Collectés26 081 €
87%
Objectif30 000 €

Thomas Sankara. Un procès, des histoires

Podcast (1/9) · En octobre 2021, trente-quatre ans après les faits, le procès des assassins de Thomas Sankara et de douze de ses camarades s’est ouvert à Ouagadougou. Six mois d’audience, une centaine de témoins, un grand livre d’histoire... Au micro d’Afrique XXI, des acteurs de ce procès le racontent en toute simplicité et évoquent leurs souvenirs de la révolution. Premier épisode avec Denis Bicaba (à écouter au pied de l’article).

L'image montre deux hommes assis côte à côte, visiblement en train de discuter et de partager un moment de complicité. L'un des hommes porte un uniforme militaire, tandis que l'autre est vêtu d'une chemise claire. Ils affichent des sourires sincères, ce qui dénote une ambiance chaleureuse et amicale. L'arrière-plan est flou, mais on peut deviner une scène informelle, peut-être un rassemblement ou une réunion. La photo donne une impression de camaraderie et de joie partagée entre les deux individus.
Thomas Sankara avec Kojo Tsikata, une figure de la révolution ghanéenne, en 1984.
DR

Il y a un an tout juste, un procès historique débutait au Burkina Faso : celui des assassins de Thomas Sankara et de douze de ses compagnons, tués le 15 octobre 1987. Ce procès s’est ouvert trente-quatre ans après les faits, le 11 octobre 2021, devant la chambre de première instance du tribunal militaire de Ouagadougou. Il s’est refermé le 10 mai 2022 avec le délibéré sur les intérêts civils. Un mois plut tôt, le 6 avril, trois des quatorze accusés avaient été condamnés à la prison à perpétuité : l’ancien président Blaise Compaoré, présenté comme le commanditaire de l’assaut contre son ami et frère d’armes Thomas Sankara ; son ex-chef de la sécurité rapprochée Hyacinthe Kafando ; et Gilbert Diendéré, qui était au moment des faits le chef de la sécurité du Conseil de l’Entente, le siège du pouvoir révolutionnaire où Thomas Sankara et ses camarades ont été exécutés par un commando. Huit autres accusés ont été condamnés à des peines allant de trois ans à vingt ans de prison, tandis que trois acquittements ont été prononcés.

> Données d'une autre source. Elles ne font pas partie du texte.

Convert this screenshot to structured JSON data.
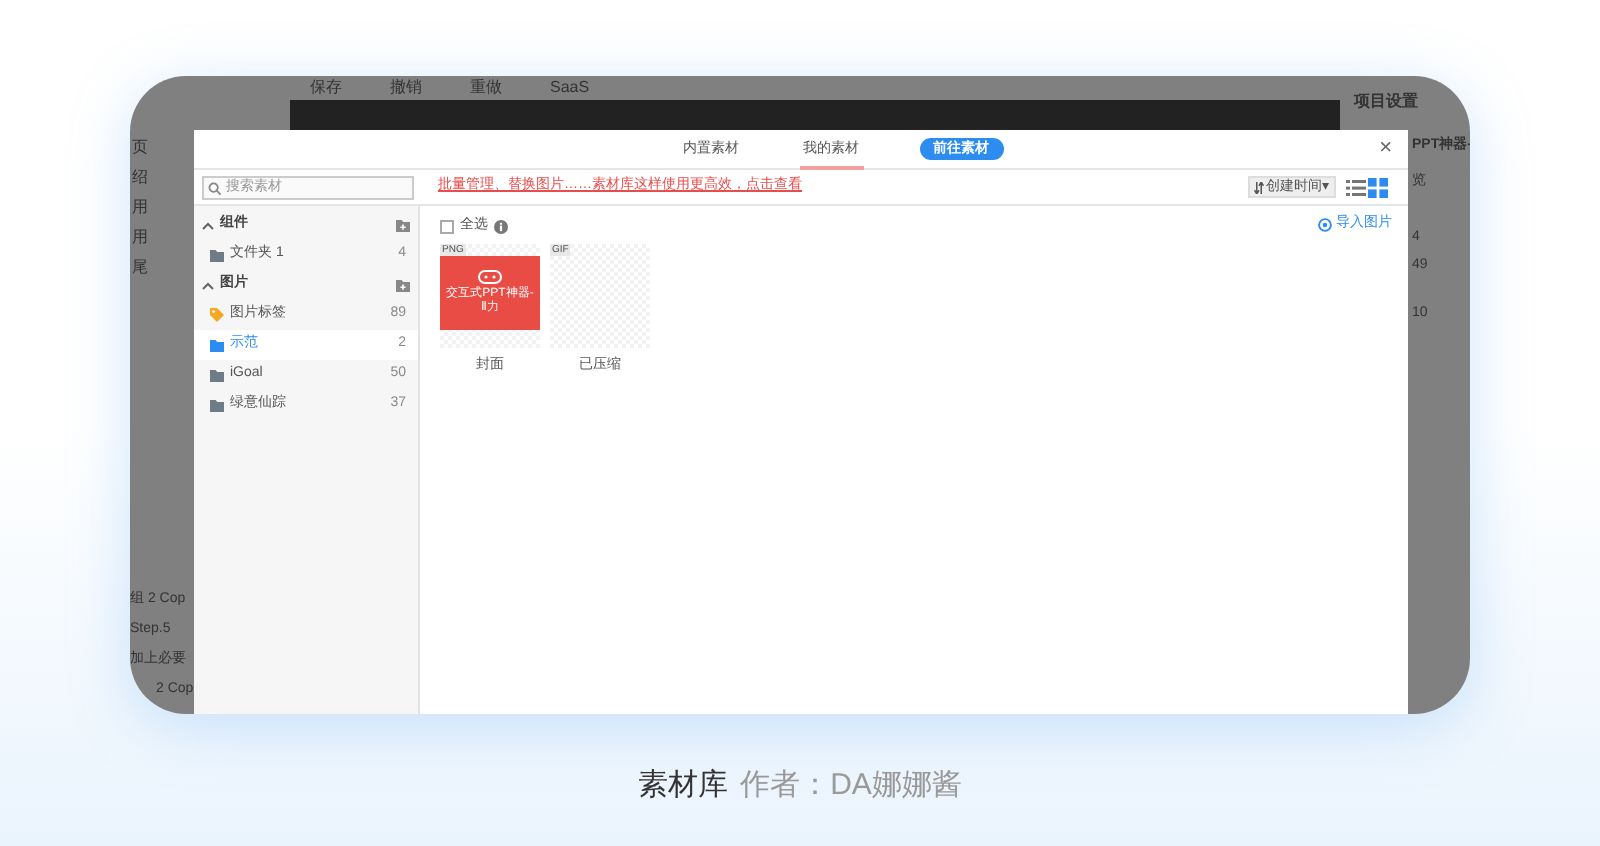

Durant près de six mois, Afrique XXI a suivi les audiences et le passage à la barre d’une centaine de témoins. Certains d’entre eux ont été particulièrement marquants. Une fois que le procès s’est terminé, Afrique XXI leur a demandé de témoigner à nouveau, mais devant le micro cette fois. Chaque semaine à compter d’aujourd’hui, nous diffuserons le récit intime de l’un d’entre eux : ses souvenirs de la révolution, ses liens avec Sankara, ce que ce procès a représenté pour lui, comment il l’a vécu…1 Le premier témoin se nomme Denis Bicaba. Il était adjudant dans l’armée de l’air en 1987 et était proche de Sankara (écouter le récit au pied de l’article). Mais avant d’en arriver à ces témoignages personnels, il convient de resituer le contexte et de revenir sur ces audiences en tous points exceptionnelles.

LA PEUR

Il est 9 heures, ce 11 octobre 2021, quand l’un des deux greffiers tapote sur le micro, puis annonce : « Votre attention s’il vous plaît, la chambre ! » Le piquet d’honneur fait monter les armes, les membres de la cour d’assises et du parquet militaire prennent place sur l’estrade de la salle des banquets de Ouagadougou. À l’extrémité, un box de barrières métalliques enserre douze accusés. Blaise Compaoré étant absent (il est exilé en Côte d’Ivoire depuis sa chute, en 2014), et Hyacinthe Kafando en fuite (il s’est volatilisé en 2015), les journalistes n’ont d’yeux, avant l’ouverture, que pour le général Gilbert Diendéré et son treillis léopard. L’homme lige du système Compaoré, à la tête du Régiment de sécurité présidentielle (RSP) entre 1995 et 2015, est le plus célèbre des accusés.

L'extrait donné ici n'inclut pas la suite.